I would tend to agree, well done, although being a map guy, I'd like to see maps used more extensively and more to the forefront, but I'm biased. Incidently, I have a friend and former colleague that works for the City of Austin as a DBA in the Water Department.
 

MacheteJames

Cyburbian
Messages
1,029
Points
26
Old thread, I know. Thought I’d bump it, since many cities and towns might have upgraded their Web sites.

One of my co-workers and I use Fort Collins, Colorado’s Web site as a baseline for a good small city site.


I found that Web sites in areas where municipal branding isn’t really a thing — mainly much of the Northeastern US — usually leave a lot to be desired. My community is in the process of building a new Web site, and “not invented here” was out of the question for citing examples of good sites to model ours after.

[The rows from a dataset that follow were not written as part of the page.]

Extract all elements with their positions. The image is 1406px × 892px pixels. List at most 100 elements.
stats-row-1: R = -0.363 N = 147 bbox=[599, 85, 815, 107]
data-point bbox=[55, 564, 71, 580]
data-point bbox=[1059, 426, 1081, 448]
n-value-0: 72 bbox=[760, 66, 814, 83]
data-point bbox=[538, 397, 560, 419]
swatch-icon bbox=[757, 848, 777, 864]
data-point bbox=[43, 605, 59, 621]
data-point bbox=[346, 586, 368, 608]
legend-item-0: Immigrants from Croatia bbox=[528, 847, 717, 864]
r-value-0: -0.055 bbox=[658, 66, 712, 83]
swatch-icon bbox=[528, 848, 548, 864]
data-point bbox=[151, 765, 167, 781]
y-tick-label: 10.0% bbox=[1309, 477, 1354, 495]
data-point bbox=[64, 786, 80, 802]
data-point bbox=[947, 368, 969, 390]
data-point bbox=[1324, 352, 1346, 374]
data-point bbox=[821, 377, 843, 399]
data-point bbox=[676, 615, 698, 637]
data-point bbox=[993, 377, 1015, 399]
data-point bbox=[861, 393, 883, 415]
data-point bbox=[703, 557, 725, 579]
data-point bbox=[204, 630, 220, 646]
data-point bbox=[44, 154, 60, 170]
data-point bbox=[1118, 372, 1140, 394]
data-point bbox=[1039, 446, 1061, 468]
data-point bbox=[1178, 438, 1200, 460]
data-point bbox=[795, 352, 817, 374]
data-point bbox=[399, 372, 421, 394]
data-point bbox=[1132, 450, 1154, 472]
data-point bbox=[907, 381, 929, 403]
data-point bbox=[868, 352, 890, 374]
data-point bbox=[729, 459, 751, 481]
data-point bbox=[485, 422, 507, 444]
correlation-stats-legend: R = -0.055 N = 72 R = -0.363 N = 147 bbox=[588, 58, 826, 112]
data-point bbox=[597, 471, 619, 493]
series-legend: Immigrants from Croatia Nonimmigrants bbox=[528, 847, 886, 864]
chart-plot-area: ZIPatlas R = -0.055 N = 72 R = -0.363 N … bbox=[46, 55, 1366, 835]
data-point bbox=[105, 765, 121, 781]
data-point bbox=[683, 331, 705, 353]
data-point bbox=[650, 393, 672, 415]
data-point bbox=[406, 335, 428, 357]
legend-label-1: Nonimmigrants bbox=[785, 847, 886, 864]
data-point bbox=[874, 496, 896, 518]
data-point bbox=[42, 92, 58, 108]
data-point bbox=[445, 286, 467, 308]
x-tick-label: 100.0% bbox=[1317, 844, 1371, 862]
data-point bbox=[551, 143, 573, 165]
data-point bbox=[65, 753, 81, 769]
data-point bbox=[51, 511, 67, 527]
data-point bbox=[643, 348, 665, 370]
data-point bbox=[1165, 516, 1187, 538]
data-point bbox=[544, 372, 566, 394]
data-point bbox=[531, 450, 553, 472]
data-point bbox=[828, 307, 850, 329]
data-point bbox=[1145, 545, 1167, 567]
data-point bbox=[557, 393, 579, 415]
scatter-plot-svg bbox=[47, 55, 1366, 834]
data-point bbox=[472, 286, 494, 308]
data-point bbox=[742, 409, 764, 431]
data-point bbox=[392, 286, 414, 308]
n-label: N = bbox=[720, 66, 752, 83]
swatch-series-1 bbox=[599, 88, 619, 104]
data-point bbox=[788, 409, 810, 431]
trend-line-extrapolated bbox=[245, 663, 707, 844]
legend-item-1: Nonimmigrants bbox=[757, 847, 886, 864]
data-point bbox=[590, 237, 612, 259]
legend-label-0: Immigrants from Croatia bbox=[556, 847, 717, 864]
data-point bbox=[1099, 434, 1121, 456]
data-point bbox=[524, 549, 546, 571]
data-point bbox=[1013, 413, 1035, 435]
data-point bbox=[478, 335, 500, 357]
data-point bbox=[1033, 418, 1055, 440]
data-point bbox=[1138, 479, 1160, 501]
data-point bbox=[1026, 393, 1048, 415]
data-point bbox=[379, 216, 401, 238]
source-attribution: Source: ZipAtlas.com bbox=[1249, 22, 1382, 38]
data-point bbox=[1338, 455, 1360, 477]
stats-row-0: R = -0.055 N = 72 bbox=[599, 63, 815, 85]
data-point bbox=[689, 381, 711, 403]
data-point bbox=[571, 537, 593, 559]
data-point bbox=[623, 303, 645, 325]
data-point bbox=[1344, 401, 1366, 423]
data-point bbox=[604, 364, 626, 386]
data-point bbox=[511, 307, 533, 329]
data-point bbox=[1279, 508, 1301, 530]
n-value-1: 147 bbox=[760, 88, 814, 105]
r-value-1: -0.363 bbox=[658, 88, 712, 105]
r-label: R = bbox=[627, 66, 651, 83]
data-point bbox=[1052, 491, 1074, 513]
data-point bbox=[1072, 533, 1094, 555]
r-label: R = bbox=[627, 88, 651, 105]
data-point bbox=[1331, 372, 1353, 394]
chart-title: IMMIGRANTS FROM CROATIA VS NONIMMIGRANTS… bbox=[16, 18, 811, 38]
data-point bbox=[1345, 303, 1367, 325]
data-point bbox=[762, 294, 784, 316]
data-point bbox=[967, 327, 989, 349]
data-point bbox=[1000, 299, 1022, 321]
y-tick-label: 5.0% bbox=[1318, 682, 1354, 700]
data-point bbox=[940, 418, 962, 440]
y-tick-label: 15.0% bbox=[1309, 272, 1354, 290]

You've struck upon something interesting here. Why is it that many jurisdictions in the northeast are so bad at branding and cohesive web design? Go have a look at websites for departments located in the Sun Belt and holy crap, the difference in presentation/style/organization is just huge versus many communities in the northeast, some of which are just abysmal in terms of execution. Is it a "slow growth vs fast growth" thing, or a sense of self-satisfaction and lack of need to attract newcomers in mature, built out communities that aren't "hungry", so to speak, that lends itself to subpar web design?
 

bureaucrat#3

Member
Messages
133
Points
8
You've struck upon something interesting here. Why is it that many jurisdictions in the northeast are so bad at branding and cohesive web design? Go have a look at websites for departments located in the Sun Belt and holy crap, the difference in presentation/style/organization is just huge versus many communities in the northeast, some of which are just abysmal in terms of execution. Is it a "slow growth vs fast growth" thing, or a sense of self-satisfaction and lack of need to attract newcomers in mature, built out communities that aren't "hungry", so to speak, that lends itself to subpar web design?
I wonder if any of it has to do with the number of "new" cities in the Sun Belt. There have been a significant number of communities in south that were created post desegregation. New cities always tend to be very big on marketing and image. The ones I'm familiar with outside of Atlanta and other major metro areas also tend to rely heavily on consultants and outsource a lot of their functions or at least did so to start. It's probably easier for a city created in the internet age to be much more reliant and tech savvy than one with pre-Revolution roots.